Wednesday, January 26, 2011

Redemption hill family

It's almost 1 am and the skies are crying.

For some reason, despite the inconvenience it causes, I very much prefer the rain to the scorching heat. Maybe I should even stock up on some rain boots and ponchos so I can go on with my daily activities unhindered. This weather is so much more romantic and it cheers me up so much more than cloudless days under the scorching sun.

My leave is coming to an end soon (if things go as planned) and I'll be starting a new chapter in my life. Excited yet apprehensive all at the same time. But leaving it in God's hands. Somehow, I'm not too worried anymore. This break has helped to clear my head and taught me to take life one step at a time. There will be enough grace for every moment, every trial.

Still feeling a tad seasick for the ferry ride back home from Bintan. I heard it'll take a week to subside. The waters were extremely choppy and we spent the entire hour playing charades. It was hilarious. I've really grown very close to this group. So close I'm a tad afraid that I'll have to leave them, that if anyone of them leaves, it'll break my heart. Every single one is so precious and it truly feels like family. I never thought it'd be possible to find such a strong brother/sisterhood in christ here on earth ever again but I did and I thank God for it.

We learnt alot about each other during the trip and everyone concurred that I'm a spoilt vampire in disguise. I shy away from the sun even though we were at a beautiful beach resort and am constantly wearing shades and piling on the SPF. I was also very 'blur' and excitable. Apparently, my team (which includes another MGS girl) would scream the loudest even though we came in last. It is kinda comical because we honestly didn't realize the other teams had beaten us to the games (charades etc) and we thought we were the first to get the answer!

So barely a day after the retreat, though physically exhausted, we were already planning a steamboat reunion at Si and Tarryn's place this friday. Unbelievable. We cannot seem to get enough of each other and whenever someone disappears for work/study commitments such as duty travel, their absence is so palpable.

God has really restored and placed the solitary in families. Now, we are arriving at the place whereby we share our vulnerable secrets, weal and woe. For eg, we all share Joanne's pain and always semi-jest about how it is our cell-group's goal to raise 200k to free her from her bond from a particular slave-driver employer. We missed Karen because she had to miss this trip for a good friend's wedding. We pain and agonize with Tarryn in her hour of affliction. We celebrate each other's victories and walk hand in hand in the dark valleys.

Something so beautiful is happening here and I'm so glad I'm part of it. So inspite of the fact that I'm so not a sun, sea and sand girl, I'm glad I went for the trip. And even if I do get freckles or whatever from the merciless sun, for once, it'll be worth it.

I do hope however that they'll consider shadier places for our next outing. Like Malacca..At least the food will be better.
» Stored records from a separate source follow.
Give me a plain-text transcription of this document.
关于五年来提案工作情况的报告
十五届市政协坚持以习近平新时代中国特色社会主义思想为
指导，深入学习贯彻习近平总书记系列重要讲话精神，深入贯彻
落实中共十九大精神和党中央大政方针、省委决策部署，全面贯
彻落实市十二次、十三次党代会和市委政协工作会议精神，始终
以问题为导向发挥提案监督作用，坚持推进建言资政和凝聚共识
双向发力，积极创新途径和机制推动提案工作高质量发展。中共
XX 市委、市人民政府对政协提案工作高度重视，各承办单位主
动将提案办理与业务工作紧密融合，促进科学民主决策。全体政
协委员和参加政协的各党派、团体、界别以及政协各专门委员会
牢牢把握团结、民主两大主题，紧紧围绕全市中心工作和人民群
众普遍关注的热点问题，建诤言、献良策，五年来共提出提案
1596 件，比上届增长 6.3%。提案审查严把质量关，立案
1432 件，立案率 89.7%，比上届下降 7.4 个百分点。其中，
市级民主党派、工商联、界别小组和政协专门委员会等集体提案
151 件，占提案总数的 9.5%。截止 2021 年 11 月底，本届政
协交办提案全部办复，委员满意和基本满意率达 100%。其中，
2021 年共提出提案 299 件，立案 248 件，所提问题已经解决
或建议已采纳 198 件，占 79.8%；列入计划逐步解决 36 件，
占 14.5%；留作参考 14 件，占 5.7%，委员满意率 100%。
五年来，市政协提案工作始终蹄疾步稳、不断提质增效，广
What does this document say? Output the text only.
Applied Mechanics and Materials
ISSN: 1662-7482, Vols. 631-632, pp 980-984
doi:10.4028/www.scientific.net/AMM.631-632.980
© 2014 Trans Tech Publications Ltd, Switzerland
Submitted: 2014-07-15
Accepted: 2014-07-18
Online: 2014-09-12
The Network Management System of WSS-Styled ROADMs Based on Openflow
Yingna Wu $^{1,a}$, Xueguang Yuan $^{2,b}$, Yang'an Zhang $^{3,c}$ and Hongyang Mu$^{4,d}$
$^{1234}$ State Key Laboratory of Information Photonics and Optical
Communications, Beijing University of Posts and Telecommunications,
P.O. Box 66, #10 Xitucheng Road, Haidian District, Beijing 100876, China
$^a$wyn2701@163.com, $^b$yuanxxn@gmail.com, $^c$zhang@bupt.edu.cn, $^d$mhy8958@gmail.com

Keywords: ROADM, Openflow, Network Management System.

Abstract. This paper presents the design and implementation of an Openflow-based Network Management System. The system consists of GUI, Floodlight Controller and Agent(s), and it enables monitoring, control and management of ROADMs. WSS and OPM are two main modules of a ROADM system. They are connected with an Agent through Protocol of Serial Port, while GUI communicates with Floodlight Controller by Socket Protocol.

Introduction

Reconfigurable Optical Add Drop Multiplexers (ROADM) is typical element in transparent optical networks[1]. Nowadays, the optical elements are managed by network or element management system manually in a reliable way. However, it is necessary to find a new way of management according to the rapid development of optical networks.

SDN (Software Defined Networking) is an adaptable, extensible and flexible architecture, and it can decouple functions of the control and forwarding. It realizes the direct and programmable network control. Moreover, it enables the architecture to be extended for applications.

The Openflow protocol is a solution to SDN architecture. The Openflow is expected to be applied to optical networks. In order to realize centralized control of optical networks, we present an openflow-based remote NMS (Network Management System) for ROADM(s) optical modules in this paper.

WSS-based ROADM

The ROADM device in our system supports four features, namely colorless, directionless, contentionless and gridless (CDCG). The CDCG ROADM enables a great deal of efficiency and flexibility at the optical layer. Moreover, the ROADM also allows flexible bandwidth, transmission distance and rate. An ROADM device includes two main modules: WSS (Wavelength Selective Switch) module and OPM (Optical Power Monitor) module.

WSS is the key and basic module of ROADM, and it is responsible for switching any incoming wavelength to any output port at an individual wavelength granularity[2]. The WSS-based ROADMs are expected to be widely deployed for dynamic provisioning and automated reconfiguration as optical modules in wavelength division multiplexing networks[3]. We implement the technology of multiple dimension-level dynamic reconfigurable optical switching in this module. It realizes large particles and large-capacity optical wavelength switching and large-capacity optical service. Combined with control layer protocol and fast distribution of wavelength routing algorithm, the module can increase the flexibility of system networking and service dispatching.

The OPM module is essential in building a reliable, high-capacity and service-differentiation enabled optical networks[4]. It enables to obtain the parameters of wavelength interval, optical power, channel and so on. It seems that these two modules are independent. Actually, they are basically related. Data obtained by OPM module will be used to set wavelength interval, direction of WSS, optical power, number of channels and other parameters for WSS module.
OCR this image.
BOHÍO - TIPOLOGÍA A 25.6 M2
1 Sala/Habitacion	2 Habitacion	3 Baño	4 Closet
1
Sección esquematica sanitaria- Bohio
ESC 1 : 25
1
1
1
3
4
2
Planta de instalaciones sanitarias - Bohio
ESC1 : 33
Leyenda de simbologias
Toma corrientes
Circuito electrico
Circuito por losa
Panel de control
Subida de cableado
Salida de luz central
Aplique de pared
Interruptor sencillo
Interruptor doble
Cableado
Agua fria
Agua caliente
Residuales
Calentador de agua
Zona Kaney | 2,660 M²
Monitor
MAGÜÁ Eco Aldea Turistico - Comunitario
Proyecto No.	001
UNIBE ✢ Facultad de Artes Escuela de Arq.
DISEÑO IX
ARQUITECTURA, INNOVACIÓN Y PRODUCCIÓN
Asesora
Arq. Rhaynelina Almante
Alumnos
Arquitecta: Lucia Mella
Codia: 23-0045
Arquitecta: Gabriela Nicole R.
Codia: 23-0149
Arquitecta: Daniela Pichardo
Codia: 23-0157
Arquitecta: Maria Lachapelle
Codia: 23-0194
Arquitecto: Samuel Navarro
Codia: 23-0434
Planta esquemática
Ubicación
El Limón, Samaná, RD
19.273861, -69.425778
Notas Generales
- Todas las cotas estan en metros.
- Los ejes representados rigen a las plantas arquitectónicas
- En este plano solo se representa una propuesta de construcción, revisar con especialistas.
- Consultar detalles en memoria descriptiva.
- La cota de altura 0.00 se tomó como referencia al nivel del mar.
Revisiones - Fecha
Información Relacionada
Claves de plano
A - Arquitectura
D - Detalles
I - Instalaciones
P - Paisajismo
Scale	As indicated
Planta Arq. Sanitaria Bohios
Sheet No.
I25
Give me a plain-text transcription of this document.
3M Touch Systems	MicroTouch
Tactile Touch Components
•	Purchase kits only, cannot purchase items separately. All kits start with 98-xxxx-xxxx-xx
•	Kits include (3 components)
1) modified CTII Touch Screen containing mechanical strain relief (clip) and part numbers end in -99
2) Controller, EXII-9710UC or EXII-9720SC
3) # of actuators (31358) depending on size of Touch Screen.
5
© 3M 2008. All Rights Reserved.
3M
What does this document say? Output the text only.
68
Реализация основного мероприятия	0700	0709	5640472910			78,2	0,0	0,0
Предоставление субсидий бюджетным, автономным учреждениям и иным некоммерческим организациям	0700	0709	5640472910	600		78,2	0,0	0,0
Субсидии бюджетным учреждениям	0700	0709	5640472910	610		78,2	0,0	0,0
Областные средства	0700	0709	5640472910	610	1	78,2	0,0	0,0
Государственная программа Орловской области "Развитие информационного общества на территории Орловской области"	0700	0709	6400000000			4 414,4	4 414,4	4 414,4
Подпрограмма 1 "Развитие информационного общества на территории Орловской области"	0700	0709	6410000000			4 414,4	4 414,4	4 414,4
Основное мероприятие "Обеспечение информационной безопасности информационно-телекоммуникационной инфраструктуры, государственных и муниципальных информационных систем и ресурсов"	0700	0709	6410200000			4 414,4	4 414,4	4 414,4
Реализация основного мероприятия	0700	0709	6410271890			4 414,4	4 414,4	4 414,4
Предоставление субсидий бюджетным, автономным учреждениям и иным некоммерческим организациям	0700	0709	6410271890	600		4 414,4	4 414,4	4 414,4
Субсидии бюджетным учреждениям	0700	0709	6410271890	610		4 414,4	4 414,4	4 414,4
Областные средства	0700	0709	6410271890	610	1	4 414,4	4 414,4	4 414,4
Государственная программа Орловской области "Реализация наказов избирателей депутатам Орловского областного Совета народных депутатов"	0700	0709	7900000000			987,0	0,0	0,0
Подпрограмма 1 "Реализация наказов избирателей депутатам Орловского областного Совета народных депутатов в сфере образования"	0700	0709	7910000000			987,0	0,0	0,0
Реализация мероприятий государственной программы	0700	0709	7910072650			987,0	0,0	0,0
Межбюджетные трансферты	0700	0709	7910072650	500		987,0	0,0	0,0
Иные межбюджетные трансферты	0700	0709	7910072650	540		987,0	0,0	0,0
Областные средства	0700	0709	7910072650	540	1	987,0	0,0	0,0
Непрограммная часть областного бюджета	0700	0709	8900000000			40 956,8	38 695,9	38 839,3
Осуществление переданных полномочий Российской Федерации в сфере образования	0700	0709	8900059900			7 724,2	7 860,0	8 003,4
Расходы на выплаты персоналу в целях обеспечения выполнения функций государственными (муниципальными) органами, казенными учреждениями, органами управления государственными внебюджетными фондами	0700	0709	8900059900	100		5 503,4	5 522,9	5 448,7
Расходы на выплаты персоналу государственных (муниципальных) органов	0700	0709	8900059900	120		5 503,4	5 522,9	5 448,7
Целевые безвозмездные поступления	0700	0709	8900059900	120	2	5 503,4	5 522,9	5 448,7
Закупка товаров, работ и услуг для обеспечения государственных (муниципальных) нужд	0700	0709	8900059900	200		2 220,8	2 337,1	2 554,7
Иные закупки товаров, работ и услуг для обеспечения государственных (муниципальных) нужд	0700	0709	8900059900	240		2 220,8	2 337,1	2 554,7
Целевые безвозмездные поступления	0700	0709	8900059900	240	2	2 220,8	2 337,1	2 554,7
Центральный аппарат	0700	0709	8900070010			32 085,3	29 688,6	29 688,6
Shumei even joked that I'm so spoilt that if we were to head along to Mongolia for our mission trip, I'd probably just fly in from some 1st tier city like Shanghai/beijing for the activities and then fly out the moment it's done. I beg to differ. I think with these people, I have learnt that it is quite ok to forego some comforts and I'm happy to be part of this journey. I want to be part of this. I've learnt so much from them, been so inspired by them, been so touched by their love. Now I just want to give back.

Thank you God for these folks. Bless them so much and may Your bonds of love bind us together always, no matter where we go.